Particularmente, eu gosto de fazer surgir do final da música uma história – como
se uma brincadeira puxasse outra. Nesse caso, também valoração pessoal, prefiro a
história do livro A Casa Sonolenta, já que o seu enredo permite um dinamismo que
agrada muito o público infantil. Finda a história, a brincadeira toma outros rumos,
permitindo algumas escolhas: recontar a história, inventar outra história com o tema da
casa ou explorar as possibilidades intrínsecas na dobradura da casa: enfeitá-la, usá-la
como aplicativo de colagens etc.
Assim como a casa, outras figuras de simples execução podem ser descobertas
na prática da dobradura. E o encaminhamento até pode ser o mesmo descrito aqui;
dobradura – cantiga – história – exploração após os contos. Evidentemente, o educador
que pretender refletir essa prática vai desenvolver o seu próprio método de trabalho,
valorizando este ou aquele momento, conforme especificidades de sua turma ou das
características de seu espaço educativo.
O que deve ser ressaltado é a utilização de ferramentas, marcadamente lúdicas,
para a compreensão do processo pedagógico. A linguagem da brincadeira, algumas
vezes pejorativamente identificada com a ausência de seriedade, mostra-se, aqui, uma
variável incomensurável de estabelecimento metodológico colaborativo no
desenvolvimento da criança.
De um lado, a arte de contar histórias permite-nos adentrar nas reflexões sobre a
aplicabilidade dos contos no contexto educativo, ao oferecerem à criança-ouvinte
valores psicológicos e afetivos, presentes nas estruturas das narrativas orais clássicas, já
amplamente discutidos nos estudos científicos a esse propósito.

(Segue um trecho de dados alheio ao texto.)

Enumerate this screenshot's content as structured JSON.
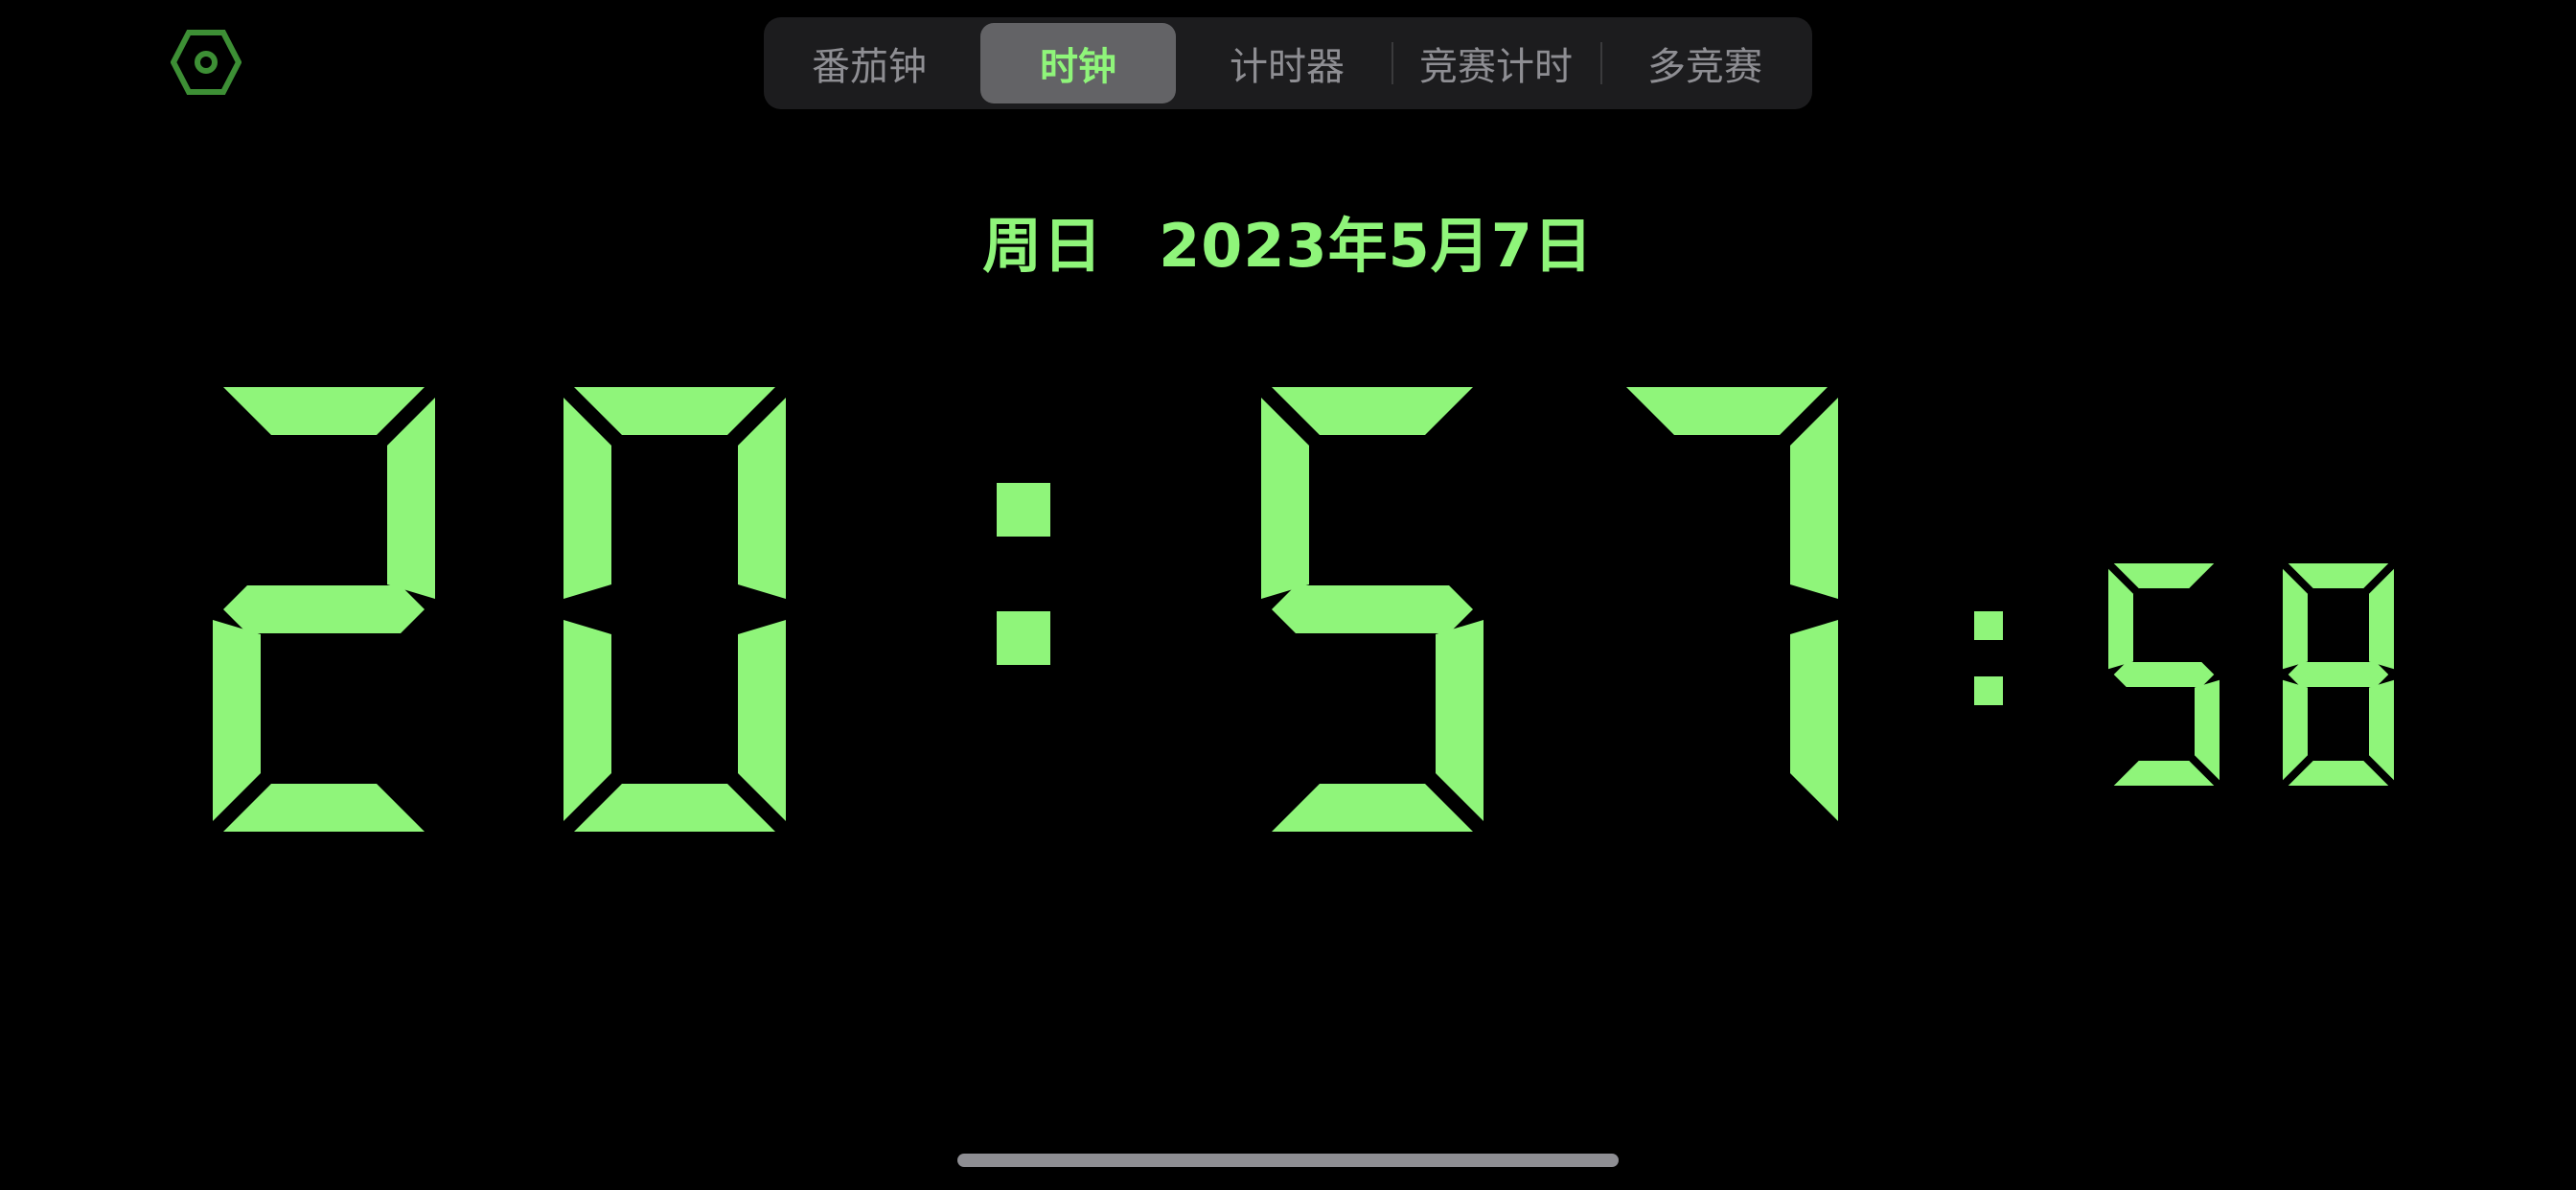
{
  "theme": {
    "accent": "#8ff57a",
    "background": "#000000",
    "inactive_text": "#8e8e93",
    "segment_bg": "#1c1c1e",
    "active_segment_bg": "#636366"
  },
  "settings": {
    "icon": "hexagon-settings-icon"
  },
  "tabs": [
    {
      "label": "番茄钟",
      "active": false
    },
    {
      "label": "时钟",
      "active": true
    },
    {
      "label": "计时器",
      "active": false
    },
    {
      "label": "竞赛计时",
      "active": false
    },
    {
      "label": "多竞赛",
      "active": false
    }
  ],
  "date": {
    "weekday": "周日",
    "date": "2023年5月7日"
  },
  "time": {
    "hours": "20",
    "minutes": "57",
    "seconds": "58"
  }
}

De outro, atividades de
construção – como as transformações feitas em folhas de papel – abrem-nos outros
campos de prospecção de estudos acerca dos princípios educativos que vão consolidar
nossa prática.
A referência maior, aqui, da ludicidade acompanhando esse processo de tomada
de consciência só aprofunda a importância de compreender o brincar como manancial
valoroso de análise do crescimento sócio-afetivo das crianças envolvidas em atividades
que o tenham como estratégia.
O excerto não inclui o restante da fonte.